20. A method of taking a radiographic image comprising:

providing a wireless radiographic transmission system including:

a wireless radiographic detector assembly including:

a detector plate including a first housing enclosing a radiation detector configured to obtain radiographic data; and

a peripheral pack connected to the detector plate by a cable, the peripheral pack including a second housing enclosing a wireless transmitter coupled to the detector plate and a power source for providing operating energy to the wireless transmitter and the detector plate, wherein the wireless transmitter processes the radiographic data from the radiation detector for wireless transmission; and

a radiographic image processing and display unit configured to receive the wireless transmission from the detector assembly and output the radiographic data as image data;

identifying a target for imaging;

capturing a radiographic image;

receiving the radiographic image on a display unit;

repositioning the detector plate and retaking the radiographic image of the target within a predetermined time period if the quality of the radiographic image is determined to be insufficient to make a diagnosis.
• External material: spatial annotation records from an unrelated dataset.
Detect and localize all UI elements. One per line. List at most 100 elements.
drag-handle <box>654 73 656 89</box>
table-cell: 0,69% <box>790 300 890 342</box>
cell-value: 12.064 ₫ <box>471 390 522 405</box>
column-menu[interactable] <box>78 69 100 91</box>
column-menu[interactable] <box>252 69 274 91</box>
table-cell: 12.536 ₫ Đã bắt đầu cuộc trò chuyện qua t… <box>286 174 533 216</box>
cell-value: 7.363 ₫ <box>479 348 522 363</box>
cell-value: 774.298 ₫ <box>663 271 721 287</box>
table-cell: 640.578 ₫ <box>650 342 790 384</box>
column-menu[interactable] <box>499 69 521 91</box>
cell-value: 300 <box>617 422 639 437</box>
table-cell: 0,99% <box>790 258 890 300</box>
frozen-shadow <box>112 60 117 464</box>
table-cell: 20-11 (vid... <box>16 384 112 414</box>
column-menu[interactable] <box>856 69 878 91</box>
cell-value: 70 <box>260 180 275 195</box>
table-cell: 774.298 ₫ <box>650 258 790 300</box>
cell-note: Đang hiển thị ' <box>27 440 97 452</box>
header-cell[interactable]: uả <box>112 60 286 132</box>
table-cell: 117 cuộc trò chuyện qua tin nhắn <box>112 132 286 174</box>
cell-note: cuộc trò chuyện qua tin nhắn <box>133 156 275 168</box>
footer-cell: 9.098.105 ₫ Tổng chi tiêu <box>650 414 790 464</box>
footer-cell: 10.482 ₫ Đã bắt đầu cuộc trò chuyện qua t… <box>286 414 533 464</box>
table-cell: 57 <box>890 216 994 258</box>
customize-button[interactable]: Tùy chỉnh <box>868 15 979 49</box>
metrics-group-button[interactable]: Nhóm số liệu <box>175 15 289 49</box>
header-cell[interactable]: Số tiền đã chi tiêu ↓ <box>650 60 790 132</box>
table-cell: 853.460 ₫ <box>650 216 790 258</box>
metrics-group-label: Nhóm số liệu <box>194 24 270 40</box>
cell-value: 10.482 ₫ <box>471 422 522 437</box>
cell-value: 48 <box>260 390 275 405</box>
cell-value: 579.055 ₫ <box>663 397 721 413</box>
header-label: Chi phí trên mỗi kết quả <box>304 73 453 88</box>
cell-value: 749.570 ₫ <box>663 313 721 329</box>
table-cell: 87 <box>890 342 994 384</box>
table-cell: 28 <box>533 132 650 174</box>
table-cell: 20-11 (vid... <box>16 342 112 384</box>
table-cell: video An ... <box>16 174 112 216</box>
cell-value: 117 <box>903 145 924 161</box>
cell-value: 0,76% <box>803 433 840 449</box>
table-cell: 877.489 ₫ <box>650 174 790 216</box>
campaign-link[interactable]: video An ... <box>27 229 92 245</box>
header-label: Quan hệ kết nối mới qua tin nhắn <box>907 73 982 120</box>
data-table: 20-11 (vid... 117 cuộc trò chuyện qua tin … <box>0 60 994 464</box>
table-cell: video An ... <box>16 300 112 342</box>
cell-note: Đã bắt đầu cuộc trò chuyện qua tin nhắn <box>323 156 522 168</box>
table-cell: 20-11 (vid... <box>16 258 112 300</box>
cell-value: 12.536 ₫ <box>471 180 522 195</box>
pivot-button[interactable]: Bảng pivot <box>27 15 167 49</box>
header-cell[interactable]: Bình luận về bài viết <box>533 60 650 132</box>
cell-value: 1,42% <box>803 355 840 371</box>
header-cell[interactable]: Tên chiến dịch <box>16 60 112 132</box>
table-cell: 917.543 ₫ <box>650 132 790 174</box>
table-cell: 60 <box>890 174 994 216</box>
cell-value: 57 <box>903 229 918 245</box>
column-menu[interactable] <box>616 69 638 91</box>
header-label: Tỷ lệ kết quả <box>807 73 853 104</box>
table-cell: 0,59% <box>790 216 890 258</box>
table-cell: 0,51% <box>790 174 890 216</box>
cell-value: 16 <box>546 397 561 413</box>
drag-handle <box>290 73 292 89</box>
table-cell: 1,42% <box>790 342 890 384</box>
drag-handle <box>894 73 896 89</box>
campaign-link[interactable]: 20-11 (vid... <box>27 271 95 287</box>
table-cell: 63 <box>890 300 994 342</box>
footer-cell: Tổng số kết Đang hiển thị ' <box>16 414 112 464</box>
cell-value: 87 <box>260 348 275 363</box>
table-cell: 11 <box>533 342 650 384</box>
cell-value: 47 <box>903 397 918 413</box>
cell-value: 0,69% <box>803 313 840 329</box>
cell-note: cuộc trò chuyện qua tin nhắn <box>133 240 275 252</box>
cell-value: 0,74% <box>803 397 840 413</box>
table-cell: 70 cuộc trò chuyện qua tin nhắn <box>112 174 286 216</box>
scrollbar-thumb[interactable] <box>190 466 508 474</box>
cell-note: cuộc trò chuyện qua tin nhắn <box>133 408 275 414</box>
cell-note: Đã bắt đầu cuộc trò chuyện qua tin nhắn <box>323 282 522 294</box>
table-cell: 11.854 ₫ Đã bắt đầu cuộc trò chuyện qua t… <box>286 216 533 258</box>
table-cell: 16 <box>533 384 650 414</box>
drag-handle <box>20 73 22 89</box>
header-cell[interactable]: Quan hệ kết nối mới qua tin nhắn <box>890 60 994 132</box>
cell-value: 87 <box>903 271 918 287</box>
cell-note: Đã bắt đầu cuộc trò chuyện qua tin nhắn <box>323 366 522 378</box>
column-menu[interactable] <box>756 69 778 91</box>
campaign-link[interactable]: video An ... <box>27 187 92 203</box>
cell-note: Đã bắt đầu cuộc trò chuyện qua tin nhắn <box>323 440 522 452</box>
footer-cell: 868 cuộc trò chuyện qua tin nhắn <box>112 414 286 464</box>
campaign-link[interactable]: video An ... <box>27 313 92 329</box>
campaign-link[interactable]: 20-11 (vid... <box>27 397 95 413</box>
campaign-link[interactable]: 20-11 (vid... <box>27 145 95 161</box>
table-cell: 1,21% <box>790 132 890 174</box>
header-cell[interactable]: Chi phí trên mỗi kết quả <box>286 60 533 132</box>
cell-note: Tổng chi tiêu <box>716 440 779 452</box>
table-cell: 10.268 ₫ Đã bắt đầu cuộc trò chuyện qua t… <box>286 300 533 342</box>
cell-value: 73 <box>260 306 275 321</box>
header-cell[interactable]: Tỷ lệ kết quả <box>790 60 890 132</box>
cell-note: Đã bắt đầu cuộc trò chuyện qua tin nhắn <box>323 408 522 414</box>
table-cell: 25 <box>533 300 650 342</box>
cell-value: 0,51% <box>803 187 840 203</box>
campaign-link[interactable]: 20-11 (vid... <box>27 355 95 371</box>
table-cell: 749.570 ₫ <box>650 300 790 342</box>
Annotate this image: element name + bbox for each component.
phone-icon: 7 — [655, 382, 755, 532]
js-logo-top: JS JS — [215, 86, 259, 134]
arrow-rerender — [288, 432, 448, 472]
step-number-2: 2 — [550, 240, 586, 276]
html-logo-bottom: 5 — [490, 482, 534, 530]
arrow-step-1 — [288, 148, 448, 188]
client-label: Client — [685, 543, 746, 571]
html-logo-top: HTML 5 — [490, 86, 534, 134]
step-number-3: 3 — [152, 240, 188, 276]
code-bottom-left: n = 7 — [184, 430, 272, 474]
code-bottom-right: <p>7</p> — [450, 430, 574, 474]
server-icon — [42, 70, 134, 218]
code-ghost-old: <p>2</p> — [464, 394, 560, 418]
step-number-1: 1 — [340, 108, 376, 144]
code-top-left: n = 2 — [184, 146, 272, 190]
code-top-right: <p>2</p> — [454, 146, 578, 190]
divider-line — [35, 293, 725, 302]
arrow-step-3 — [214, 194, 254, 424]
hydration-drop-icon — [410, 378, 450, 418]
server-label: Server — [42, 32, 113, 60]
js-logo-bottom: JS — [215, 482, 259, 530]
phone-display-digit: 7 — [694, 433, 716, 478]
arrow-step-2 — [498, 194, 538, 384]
21. A method according to claim 20, wherein the radiation detector includes a plurality of detector elements configured to convert radiation energy into electrical signals corresponding to radiation measurement values.

22. A method according to claim 21, wherein the plurality of detector elements are selected from the group consisting of amorphous silicone photodiodes, amorphous selenium photodiodes, CMOS chips, charge coupled devices and active pixel sensors.

23. A method according to claim 21, further comprising the steps of:

digitizing radiation measurement values to obtain radiographic data.

24. A method according to claim 20, wherein the detector plate includes a top side and a bottom side, the top side including a reference target frame which outlines the borders of the radiation detector.

25. A method according to claim 20, wherein the predetermined time period is from about 20 seconds to about 1 minute.